New Pancreatic Cancer Treatment Breakthrough: Targeting K-Ras Mutation

New drug targets K-Ras mutation in pancreatic cancer treatment breakthrough
Breakthrough in treating pancreatic cancer: new drug targets K-Ras mutation, offers hope.

Scientists found a new way to stop a harmful protein that’s in lung, breast, and colon cancers.

They made a medicine that might help treat pancreatic cancer, which usually can’t be cured.

This new medicine changes a sneaky mutation in cancer cells, called K-Ras G12D. This mutation causes nearly half of all pancreatic cancers and some lung, breast, and colon cancers.

Pancreatic cancer isn’t as common as other cancers, but it’s more deadly because there aren’t many treatments. It kills over 50,000 people each year in the United States.

“We’ve been working hard for ten years to find better treatments for pancreatic cancer,” said Kevan Shokat, a professor who led the research. “This breakthrough is a big step forward in fighting this tough mutation.”

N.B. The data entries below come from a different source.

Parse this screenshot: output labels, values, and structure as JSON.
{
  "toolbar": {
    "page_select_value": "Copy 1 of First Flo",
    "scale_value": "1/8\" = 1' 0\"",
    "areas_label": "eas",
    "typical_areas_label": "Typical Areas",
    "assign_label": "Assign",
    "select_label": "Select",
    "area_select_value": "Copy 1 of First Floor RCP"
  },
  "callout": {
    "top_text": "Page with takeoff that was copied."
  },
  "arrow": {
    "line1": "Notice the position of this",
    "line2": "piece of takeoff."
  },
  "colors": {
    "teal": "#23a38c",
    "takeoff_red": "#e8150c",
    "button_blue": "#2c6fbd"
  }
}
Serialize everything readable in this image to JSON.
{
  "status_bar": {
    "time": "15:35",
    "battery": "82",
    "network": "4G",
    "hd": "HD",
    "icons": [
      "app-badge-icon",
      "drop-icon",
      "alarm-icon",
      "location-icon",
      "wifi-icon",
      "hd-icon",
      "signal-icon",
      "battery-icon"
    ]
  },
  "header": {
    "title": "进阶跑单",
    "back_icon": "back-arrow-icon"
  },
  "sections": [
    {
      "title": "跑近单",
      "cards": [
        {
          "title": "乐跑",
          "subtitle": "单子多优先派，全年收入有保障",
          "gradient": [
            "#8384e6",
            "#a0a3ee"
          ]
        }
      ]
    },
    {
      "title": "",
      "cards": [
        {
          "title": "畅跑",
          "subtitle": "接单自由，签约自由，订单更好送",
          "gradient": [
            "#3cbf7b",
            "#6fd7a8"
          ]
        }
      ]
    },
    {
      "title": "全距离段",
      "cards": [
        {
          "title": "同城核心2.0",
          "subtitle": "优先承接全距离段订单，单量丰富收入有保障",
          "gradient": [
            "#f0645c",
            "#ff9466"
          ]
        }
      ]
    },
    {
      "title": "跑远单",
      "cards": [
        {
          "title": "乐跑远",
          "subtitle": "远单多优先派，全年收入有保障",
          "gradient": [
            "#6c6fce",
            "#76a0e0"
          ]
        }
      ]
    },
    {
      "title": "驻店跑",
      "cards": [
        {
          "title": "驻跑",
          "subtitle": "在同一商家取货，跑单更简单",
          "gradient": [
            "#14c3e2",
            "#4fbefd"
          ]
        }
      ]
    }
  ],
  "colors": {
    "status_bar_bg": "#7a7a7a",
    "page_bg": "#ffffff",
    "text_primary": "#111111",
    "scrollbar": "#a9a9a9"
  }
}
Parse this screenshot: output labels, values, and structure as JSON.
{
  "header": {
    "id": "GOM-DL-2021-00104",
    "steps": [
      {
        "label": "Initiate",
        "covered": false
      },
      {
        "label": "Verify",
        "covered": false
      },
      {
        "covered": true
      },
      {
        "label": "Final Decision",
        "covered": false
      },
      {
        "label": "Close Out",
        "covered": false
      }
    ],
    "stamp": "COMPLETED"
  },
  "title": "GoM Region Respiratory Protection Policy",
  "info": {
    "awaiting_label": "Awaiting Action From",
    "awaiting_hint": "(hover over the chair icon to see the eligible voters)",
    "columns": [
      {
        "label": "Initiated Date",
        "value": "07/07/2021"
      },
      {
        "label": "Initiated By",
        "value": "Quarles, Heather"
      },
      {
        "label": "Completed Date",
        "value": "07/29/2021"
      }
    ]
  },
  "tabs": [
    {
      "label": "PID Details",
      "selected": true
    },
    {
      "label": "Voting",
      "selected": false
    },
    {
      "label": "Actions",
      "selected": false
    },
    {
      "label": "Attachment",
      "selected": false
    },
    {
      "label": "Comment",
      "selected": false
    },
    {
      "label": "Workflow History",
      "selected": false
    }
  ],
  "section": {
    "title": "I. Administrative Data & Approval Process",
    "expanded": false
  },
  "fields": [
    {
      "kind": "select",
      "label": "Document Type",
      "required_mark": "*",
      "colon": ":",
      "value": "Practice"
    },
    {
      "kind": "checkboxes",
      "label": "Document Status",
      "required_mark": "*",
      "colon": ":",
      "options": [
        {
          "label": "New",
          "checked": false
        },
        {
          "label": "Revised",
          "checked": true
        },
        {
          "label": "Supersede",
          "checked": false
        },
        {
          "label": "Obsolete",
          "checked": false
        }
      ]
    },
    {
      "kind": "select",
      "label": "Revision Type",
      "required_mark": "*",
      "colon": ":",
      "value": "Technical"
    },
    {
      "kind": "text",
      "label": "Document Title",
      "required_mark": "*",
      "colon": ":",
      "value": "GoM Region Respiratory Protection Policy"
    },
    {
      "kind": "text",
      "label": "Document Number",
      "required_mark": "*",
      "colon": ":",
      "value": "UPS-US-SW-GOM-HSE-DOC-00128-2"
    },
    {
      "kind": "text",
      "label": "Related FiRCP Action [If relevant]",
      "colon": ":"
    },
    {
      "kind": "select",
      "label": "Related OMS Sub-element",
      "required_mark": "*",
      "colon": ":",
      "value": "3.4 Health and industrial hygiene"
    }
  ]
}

The discovery was published on March 5, 2024, in a journal called Nature Chemical Biology.

Shokat and his team made the first drugs to stop another K-Ras mutation, G12C, in 2013. But those drugs didn’t help much with pancreatic cancer.

K-Ras mutations are common in pancreatic cancer, causing 90% of cases. Half of these mutations are G12D, which is a bit different from other K-Ras mutations.

“It was really hard to find molecules that could tell the difference between the cancer-causing part and the normal part,” Shokat said. “We needed drugs that only worked on the cancer cells and didn’t hurt healthy cells.”

They finally found a molecule that worked. It locked onto the cancer-causing part of the protein and stopped it from working. And it didn’t harm healthy cells.

Now, they’re improving the molecule to make it strong enough to fight cancer in people. Shokat thinks new treatments for pancreatic cancer could start being tested in about two to three years.

“We’ve learned a lot from other treatments, so we can move quickly to test this new medicine,” said Margaret Tempero, a doctor at UCSF Pancreas Center. “A good drug for K-Ras G12D could really help people with pancreatic cancer.”